Das Wort Gottes sagt uns also, das es nur in Gott einen Richter gibt.

Und die Rolle des Verklägers steht nicht uns zu, sondern allein nur dem Teufel.

Offenbarung 12, 10

Und ich hörte eine laute Stimme im Himmel sagen:

Nun ist gekommen das Heil und die Macht und das Reich unseres Gottes und die Herrschaft
seines Gesalbten! Denn hinabgestürzt wurde der Verkläger unserer Brüder,

der sie vor unserem Gott verklagte Tag und Nacht.

Auch in den Sprüchen finden wir einige treffende Aussagen, wie Gott uns sieht, wenn wir spotten, kritisieren oder lästern.
All diese Verhaltensmuster fallen unter das Richten.
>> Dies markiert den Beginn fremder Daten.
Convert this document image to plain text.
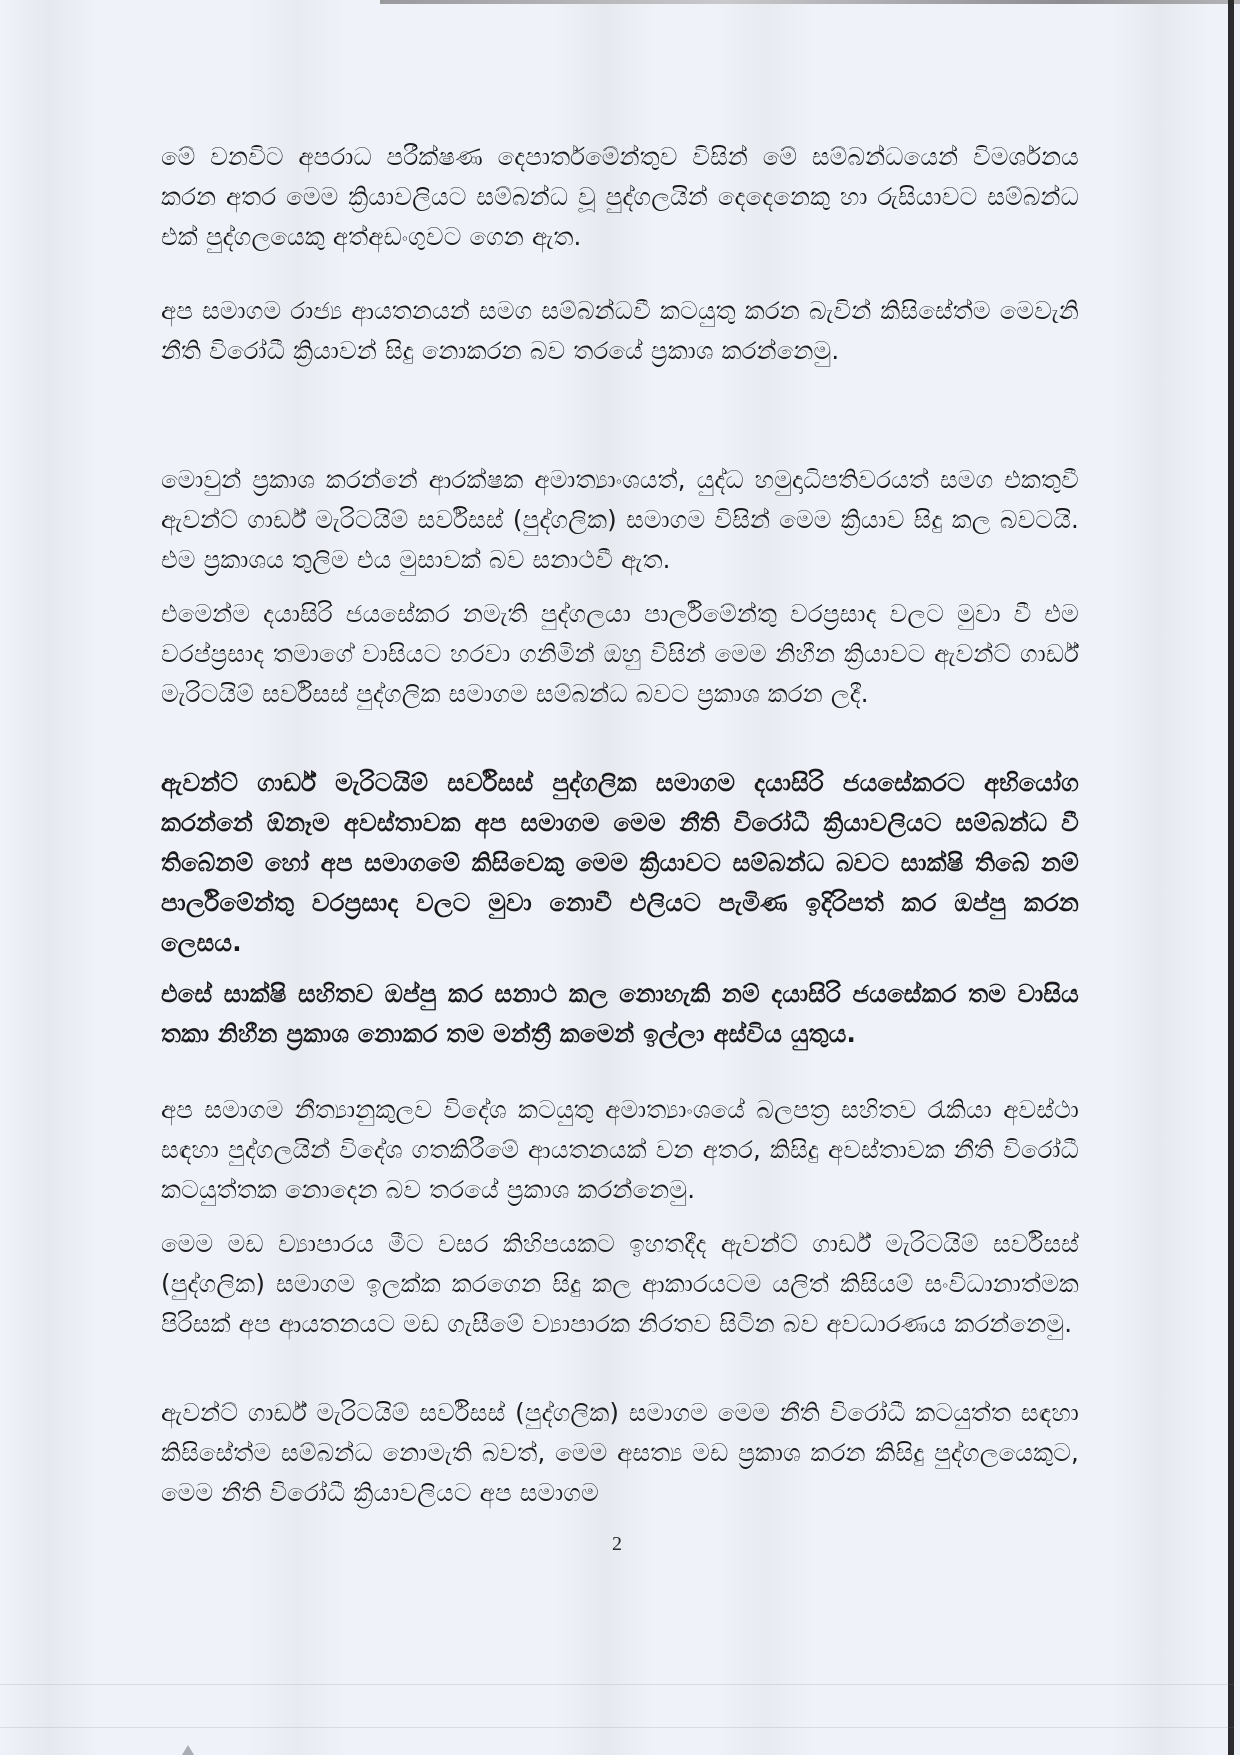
මේ වනවිට අපරාධ පරීක්ෂණ දෙපාර්තමේන්තුව විසින් මේ සම්බන්ධයෙන් විමර්ශනය කරන අතර මෙම ක්‍රියාවලියට සම්බන්ධ වූ පුද්ගලයින් දෙදෙනෙකු හා රුසියාවට සම්බන්ධ එක් පුද්ගලයෙකු අත්අඩංගුවට ගෙන ඇත.

අප සමාගම රාජ්‍ය ආයතනයන් සමග සම්බන්ධවී කටයුතු කරන බැවින් කිසිසේත්ම මෙවැනි නීති විරෝධී ක්‍රියාවන් සිදු නොකරන බව තරයේ ප්‍රකාශ කරන්නෙමු.

මොවුන් ප්‍රකාශ කරන්නේ ආරක්ෂක අමාත්‍යාංශයත්, යුද්ධ හමුදාධිපතිවරයත් සමග එකතුවී ඇවන්ට් ගාර්ඩ් මැරිටයිම් සර්විසස් (පුද්ගලික) සමාගම විසින් මෙම ක්‍රියාව සිදු කල බවටයි. එම ප්‍රකාශය තුලිම එය මුසාවක් බව සනාථවී ඇත.

එමෙන්ම දයාසිරි ජයසේකර නමැති පුද්ගලයා පාර්ලිමේන්තු වරප්‍රසාද වලට මුවා වී එම වරප්ප්‍රසාද තමාගේ වාසියට හරවා ගනිමින් ඔහු විසින් මෙම නිහීන ක්‍රියාවට ඇවන්ට් ගාර්ඩ් මැරිටයිම් සර්විසස් පුද්ගලික සමාගම සම්බන්ධ බවට ප්‍රකාශ කරන ලදී.

ඇවන්ට් ගාර්ඩ් මැරිටයිම් සර්විසස් පුද්ගලික සමාගම දයාසිරි ජයසේකරට අභියෝග කරන්නේ ඕනෑම අවස්තාවක අප සමාගම මෙම නීති විරෝධී ක්‍රියාවලියට සම්බන්ධ වී තිබේනම් හෝ අප සමාගමේ කිසිවෙකු මෙම ක්‍රියාවට සම්බන්ධ බවට සාක්ෂි තිබේ නම් පාර්ලිමේන්තු වරප්‍රසාද වලට මුවා නොවී එලියට පැමිණ ඉදිරිපත් කර ඔප්පු කරන ලෙසය.

එසේ සාක්ෂි සහිතව ඔප්පු කර සනාථ කල නොහැකි නම් දයාසිරි ජයසේකර තම වාසිය තකා නිහීන ප්‍රකාශ නොකර තම මන්ත්‍රී කමෙන් ඉල්ලා අස්විය යුතුය.

අප සමාගම නීත්‍යානුකුලව විදේශ කටයුතු අමාත්‍යාංශයේ බලපත්‍ර සහිතව රැකියා අවස්ථා සඳහා පුද්ගලයින් විදේශ ගතකිරීමේ ආයතනයක් වන අතර, කිසිදු අවස්තාවක නීති විරෝධී කටයුත්තක නොදෙන බව තරයේ ප්‍රකාශ කරන්නෙමු.

මෙම මඩ ව්‍යාපාරය මීට වසර කිහිපයකට ඉහතදීද ඇවන්ට් ගාර්ඩ් මැරිටයිම් සර්විසස් (පුද්ගලික) සමාගම ඉලක්ක කරගෙන සිදු කල ආකාරයටම යලිත් කිසියම් සංවිධානාත්මක පිරිසක් අප ආයතනයට මඩ ගැසීමේ ව්‍යාපාරක නිරතව සිටින බව අවධාරණය කරන්නෙමු.

ඇවන්ට් ගාර්ඩ් මැරිටයිම් සර්විසස් (පුද්ගලික) සමාගම මෙම නීති විරෝධී කටයුත්ත සඳහා කිසිසේත්ම සම්බන්ධ නොමැති බවත්, මෙම අසත්‍ය මඩ ප්‍රකාශ කරන කිසිදු පුද්ගලයෙකුට, මෙම නීති විරෝධී ක්‍රියාවලියට අප සමාගම

2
Gott verlangt von uns eine demütige Haltung.

Sprüche 1, 22

Wie lange wollt ihr Unverständigen den Unverstand lieben und ihr Spötter
Lust am Spotten haben und ihr Toren Erkenntnis hassen?

Sprüche 3, 34

Wenn er auch spottet über die Spötter, so gibt er doch den Demütigen Gnade.

Sprüche 9, 7

Wer einen Spötter züchtigt, holt sich Beschimpfung, und wer einen Gesetzlosen zurechtweist, der holt sich Schmach.
Gott liebt ein demütiges Herz. Herzensdemut zeigt sich in unserem Lebenswandel.

Versuche nicht selbst mit deinen Widersachern fertig zu werden. Kämpfe nicht gegen sie.

1 Petrus 5, 5-7

5 Ebenso ihr Jüngeren, ordnet euch den Ältesten unter;

ihr alle sollt euch gegenseitig unterordnen und mit Demut bekleiden!

Denn »Gott widersteht den Hochmütigen; den Demütigen aber gibt er Gnade«.
6 So demütigt euch nun unter die gewaltige Hand Gottes, damit er euch erhöhe zu seiner Zeit!
7 Alle eure Sorge werft auf ihn; denn er sorgt für euch.

2 Petrus 2, 9-11

9 so weiß der Herr die Gottesfürchtigen aus der Versuchung zu erretten,
die Ungerechten aber zur Bestrafung aufzubewahren für den Tag des Gerichts.
10 Das gilt besonders für die, welche in unreiner Lust dem Fleisch nachlaufen und die Herrschergewalt verachten. Verwegen und frech, wie sie sind, fürchten sie sich nicht, Mächte zu lästern,
11 wo doch Engel, die an Stärke und Macht größer sind, kein lästerndes Urteil gegen sie bei dem Herrn vorbringen.
Im Kampf wider deine Gegner geht es auch bei dir nicht ohne Sünde ab.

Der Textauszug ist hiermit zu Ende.